Bisa-bisa hubungan Presiden ke-7 RI Joko Widodo (Jokowi) dengan Presiden ke-5 Megawati Soekarnoputri makin memanas. Pasalnya, Ketum PDIP itu sudah mulai ikut bersuara soal polemik tuduhan ijazah palsu.

Megawati menyarankan Jokowi untuk menunjukkan ijazahnya agar tak menimbulkan polemik yang berkepanjangan.
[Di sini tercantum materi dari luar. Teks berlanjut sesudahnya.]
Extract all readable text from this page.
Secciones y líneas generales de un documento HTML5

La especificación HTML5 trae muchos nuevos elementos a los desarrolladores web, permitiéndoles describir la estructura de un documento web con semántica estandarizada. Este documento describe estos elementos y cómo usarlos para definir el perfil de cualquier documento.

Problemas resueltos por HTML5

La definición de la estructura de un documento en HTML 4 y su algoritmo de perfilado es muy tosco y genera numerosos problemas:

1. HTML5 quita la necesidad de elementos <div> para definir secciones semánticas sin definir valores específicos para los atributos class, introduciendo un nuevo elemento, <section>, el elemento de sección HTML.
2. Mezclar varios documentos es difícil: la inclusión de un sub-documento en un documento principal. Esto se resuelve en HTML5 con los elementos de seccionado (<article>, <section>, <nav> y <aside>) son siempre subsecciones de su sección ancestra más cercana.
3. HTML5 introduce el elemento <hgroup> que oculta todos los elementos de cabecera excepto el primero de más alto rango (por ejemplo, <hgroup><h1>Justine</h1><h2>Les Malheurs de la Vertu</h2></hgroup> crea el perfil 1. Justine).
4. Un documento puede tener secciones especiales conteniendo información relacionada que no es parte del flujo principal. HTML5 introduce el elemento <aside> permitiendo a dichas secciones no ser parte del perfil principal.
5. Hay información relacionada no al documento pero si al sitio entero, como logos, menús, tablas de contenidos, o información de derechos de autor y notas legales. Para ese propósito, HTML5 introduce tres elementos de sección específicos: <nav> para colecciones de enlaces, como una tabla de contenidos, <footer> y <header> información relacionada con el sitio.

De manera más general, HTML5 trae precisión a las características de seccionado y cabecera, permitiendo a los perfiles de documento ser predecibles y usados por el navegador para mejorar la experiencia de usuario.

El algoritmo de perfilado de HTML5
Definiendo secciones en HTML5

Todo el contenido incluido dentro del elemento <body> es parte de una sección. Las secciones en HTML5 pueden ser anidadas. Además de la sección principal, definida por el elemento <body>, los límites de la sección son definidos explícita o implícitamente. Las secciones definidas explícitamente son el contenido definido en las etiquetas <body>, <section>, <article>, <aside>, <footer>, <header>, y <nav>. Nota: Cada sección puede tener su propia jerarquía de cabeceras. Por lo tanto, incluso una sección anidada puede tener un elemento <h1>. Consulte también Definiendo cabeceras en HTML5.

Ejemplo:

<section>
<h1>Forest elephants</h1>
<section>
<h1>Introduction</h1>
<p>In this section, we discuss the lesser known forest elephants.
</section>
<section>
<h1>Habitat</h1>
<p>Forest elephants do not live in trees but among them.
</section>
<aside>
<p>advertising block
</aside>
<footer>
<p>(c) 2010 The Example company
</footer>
Dia mengatakan, jika ijazahnya benar, tunjukkan saja ke publik agar tidak menimbulkan polemik yang berkepanjangan.

Yo orang banyak kok sekarang gonjang-ganjing urusan ijazah, bener opo nggak?” ujarnya dalam acara peluncuran buku ‘Pengantar Pemahaman Konsepsi Dasar Sekitar Hak atas Kekayaan Intelektual (HAKI)’ di Badan Riset dan Inovasi Nasional (BRIN), Jakarta Pusat, Rabu (14/5/2025).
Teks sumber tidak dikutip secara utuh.